How do I calculate my break-even price after averaging down?
Your break-even price is your average cost per share. If you sell all shares at exactly your average cost, you neither gain nor lose (excluding taxes and brokerage fees). This calculator shows your average cost — that is your break-even. To profit, the stock must trade above that price when you sell.
What is cost basis and why does it matter for taxes?
Cost basis is the total original value of your investment: total shares × average cost per share. When you sell shares, capital gain = (sale price − cost basis per share) × shares sold. In India, short-term capital gains (held < 1 year for equity) are taxed at 15%; long-term (held > 1 year) at 10% above ₹1 lakh. Accurate cost basis tracking minimizes tax liability.
Should I average down on a falling stock?
Averaging down can be a sound strategy if you are confident in the company's long-term fundamentals and the price drop is due to market sentiment rather than deteriorating business quality. It is risky if the company faces structural problems — averaging down on a failing business increases losses. Always assess the reason for the price decline before adding to a losing position.
What is the difference between average cost and FIFO for tax purposes?
Average cost uses the weighted mean of all purchase prices. FIFO (First In, First Out) assumes you sell the shares you bought earliest first. In a rising market, FIFO produces higher cost basis on early sales (potentially lower gains). In a falling market, FIFO produces lower cost basis (higher gains). India's tax rules for mutual funds use average cost; for direct stock, FIFO is commonly assumed. Consult a tax advisor for your specific situation.
How does a stock split affect my average cost?
A stock split increases your shares and proportionally decreases your average cost. For a 2:1 split: your shares double and your cost per share halves, but total investment stays the same. Example: 100 shares at ₹1,000 average cost → after 2:1 split → 200 shares at ₹500 average cost. Update this calculator by doubling shares and halving prices in all purchase rows.
Can I use this for ETFs and mutual funds?
Yes. The weighted average cost formula is identical for ETFs, mutual funds (units × NAV), or any investment where you make multiple purchases at different prices. For mutual fund SIP calculations, enter each monthly purchase as a row. The resulting average NAV is your cost basis per unit.
What is the weighted average vs simple average price?
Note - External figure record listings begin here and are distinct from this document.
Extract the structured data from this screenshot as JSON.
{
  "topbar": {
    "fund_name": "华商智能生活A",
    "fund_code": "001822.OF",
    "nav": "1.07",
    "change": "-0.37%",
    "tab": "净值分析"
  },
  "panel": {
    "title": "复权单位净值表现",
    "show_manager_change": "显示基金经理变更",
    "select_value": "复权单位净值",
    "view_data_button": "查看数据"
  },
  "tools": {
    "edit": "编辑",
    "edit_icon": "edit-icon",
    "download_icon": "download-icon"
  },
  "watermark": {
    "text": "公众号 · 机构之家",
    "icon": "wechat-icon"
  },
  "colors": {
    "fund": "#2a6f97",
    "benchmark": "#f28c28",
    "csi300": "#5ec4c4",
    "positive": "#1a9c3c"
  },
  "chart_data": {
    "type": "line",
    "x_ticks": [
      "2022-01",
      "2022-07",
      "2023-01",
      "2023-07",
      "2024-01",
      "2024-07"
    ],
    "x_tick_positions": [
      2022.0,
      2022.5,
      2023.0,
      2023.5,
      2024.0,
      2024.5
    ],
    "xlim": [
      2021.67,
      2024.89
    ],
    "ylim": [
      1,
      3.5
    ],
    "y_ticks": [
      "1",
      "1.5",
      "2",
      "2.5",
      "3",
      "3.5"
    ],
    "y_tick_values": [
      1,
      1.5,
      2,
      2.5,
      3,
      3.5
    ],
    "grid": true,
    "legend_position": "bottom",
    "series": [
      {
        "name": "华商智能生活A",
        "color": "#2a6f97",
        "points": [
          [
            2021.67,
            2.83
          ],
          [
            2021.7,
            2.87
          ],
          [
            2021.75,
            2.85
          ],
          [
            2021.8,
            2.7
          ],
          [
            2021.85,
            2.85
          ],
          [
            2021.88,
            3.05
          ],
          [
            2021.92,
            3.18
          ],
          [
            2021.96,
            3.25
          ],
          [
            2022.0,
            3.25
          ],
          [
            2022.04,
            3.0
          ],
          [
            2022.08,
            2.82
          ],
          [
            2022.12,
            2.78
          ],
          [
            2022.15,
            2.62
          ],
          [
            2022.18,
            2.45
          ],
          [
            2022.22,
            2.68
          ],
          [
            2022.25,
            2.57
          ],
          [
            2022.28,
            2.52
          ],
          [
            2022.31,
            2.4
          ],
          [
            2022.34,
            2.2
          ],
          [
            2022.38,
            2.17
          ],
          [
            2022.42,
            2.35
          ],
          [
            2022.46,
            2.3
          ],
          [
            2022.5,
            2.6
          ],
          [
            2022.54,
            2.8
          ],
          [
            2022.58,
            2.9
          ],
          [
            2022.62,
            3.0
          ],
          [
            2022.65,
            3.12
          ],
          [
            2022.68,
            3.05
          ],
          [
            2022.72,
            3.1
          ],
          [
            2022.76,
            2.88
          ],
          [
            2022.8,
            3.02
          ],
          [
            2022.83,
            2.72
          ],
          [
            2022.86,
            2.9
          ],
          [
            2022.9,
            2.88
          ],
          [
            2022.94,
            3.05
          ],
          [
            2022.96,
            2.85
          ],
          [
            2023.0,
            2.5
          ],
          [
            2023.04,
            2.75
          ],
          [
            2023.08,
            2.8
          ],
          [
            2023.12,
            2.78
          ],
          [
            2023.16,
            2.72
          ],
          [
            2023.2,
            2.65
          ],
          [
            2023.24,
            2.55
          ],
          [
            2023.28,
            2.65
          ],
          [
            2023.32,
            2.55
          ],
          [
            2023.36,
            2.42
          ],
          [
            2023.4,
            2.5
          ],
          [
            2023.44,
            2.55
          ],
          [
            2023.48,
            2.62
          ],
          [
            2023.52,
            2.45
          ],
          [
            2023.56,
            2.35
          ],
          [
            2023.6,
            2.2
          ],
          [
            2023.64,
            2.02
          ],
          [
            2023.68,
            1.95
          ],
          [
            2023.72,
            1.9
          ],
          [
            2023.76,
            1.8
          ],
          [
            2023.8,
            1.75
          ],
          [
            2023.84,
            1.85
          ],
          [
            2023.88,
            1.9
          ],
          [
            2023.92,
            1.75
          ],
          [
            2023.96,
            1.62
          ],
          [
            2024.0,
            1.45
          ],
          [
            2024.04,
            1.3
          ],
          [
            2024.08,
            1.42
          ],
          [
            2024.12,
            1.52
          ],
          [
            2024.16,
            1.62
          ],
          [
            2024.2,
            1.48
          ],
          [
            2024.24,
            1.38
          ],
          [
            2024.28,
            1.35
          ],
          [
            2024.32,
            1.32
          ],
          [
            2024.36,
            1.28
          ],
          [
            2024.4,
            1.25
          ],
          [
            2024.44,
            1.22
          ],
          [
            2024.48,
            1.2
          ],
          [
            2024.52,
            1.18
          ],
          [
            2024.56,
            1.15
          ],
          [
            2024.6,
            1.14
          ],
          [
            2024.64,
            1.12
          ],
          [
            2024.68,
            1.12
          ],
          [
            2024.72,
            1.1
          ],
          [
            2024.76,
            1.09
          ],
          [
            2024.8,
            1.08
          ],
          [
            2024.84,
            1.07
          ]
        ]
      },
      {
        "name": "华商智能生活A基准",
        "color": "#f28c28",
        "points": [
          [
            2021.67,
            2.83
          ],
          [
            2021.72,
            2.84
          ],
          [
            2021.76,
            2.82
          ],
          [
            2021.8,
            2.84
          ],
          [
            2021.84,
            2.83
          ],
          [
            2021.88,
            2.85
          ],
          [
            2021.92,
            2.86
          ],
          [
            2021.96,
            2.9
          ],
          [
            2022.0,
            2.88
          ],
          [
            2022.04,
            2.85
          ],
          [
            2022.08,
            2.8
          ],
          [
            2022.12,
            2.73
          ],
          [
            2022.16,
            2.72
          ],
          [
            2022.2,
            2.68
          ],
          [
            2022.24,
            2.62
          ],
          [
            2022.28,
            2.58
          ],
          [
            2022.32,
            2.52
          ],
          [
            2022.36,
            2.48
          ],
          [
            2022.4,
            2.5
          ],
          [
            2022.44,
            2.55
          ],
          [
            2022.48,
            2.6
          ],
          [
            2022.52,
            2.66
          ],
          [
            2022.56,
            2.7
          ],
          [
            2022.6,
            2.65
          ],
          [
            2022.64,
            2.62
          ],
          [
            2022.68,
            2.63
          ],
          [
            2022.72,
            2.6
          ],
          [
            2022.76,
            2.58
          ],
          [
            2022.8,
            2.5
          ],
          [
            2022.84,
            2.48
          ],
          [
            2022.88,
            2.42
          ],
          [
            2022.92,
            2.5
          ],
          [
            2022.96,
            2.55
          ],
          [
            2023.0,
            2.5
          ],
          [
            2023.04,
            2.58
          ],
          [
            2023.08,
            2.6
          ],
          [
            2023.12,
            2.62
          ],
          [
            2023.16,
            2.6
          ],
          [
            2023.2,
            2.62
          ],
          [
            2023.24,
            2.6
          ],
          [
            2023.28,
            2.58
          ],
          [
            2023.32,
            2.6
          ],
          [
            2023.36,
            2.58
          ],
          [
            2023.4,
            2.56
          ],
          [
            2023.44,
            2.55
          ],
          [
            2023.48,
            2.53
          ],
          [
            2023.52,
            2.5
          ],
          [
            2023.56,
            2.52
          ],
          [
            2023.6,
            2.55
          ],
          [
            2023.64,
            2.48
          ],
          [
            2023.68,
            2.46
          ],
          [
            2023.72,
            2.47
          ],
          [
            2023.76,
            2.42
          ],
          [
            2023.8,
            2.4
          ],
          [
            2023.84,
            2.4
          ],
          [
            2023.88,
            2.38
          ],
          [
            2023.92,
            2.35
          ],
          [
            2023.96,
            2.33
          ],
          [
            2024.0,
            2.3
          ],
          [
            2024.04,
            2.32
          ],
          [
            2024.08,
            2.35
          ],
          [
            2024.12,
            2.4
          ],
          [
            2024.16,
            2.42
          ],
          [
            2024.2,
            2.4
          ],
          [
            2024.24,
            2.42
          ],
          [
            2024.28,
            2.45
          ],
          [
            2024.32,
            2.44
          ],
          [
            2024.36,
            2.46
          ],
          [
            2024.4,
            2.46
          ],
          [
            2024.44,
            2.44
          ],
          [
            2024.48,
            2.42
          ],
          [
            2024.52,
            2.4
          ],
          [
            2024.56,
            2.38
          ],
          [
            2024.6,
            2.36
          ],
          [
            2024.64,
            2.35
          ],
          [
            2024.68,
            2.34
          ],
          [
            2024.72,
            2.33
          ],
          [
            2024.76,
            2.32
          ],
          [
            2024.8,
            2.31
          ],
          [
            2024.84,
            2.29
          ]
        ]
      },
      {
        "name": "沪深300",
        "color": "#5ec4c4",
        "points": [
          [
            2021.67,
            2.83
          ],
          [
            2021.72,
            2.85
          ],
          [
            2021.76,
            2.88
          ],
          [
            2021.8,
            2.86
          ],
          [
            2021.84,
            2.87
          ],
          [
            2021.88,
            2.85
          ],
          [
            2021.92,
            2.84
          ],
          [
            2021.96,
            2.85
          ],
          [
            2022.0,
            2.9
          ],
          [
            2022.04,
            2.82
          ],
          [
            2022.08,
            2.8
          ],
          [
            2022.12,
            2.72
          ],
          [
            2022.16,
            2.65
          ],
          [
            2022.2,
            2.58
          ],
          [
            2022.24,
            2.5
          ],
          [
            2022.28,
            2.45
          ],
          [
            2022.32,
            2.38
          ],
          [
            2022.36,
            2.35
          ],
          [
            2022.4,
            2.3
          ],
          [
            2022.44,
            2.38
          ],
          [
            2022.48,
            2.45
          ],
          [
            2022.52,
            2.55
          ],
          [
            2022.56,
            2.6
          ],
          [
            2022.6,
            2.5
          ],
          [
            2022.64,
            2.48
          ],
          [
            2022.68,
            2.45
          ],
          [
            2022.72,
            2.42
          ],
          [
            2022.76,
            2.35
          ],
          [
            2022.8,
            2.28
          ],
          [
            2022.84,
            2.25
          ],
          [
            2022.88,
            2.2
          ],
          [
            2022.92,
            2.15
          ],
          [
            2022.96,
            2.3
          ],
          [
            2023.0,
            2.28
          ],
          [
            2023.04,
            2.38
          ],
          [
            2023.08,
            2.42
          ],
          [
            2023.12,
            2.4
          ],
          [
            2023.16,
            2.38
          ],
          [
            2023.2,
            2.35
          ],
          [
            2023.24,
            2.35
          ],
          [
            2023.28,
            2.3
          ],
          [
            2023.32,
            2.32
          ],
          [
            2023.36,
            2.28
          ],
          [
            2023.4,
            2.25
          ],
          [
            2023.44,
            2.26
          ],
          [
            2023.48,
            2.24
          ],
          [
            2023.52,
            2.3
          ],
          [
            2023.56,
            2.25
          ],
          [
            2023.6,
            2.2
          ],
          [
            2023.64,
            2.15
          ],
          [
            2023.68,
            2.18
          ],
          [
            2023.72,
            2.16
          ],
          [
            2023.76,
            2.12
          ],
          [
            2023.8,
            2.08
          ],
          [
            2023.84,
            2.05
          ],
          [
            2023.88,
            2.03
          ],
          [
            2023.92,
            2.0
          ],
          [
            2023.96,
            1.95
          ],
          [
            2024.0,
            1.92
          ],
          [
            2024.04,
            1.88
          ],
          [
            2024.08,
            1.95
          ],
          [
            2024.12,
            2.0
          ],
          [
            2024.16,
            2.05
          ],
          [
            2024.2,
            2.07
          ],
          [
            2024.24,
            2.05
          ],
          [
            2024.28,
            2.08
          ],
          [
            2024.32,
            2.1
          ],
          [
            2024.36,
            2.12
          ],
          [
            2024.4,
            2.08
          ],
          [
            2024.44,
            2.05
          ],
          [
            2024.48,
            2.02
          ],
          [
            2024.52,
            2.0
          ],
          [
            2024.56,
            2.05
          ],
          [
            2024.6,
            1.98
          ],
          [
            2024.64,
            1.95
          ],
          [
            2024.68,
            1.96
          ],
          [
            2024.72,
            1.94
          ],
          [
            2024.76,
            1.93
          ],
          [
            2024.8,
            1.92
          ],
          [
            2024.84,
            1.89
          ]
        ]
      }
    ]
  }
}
Simple average = (Price1 + Price2 + … + PriceN) ÷ N — weights each price equally regardless of quantity. Weighted average = Σ(shares_i × price_i) ÷ Σ(shares_i) — larger purchases influence the average more. For cost basis, the weighted average is always correct. If you buy 1 share at ₹100 and 1,000 shares at ₹50, the simple average is ₹75 but your true cost basis is just ₹50.05 per share.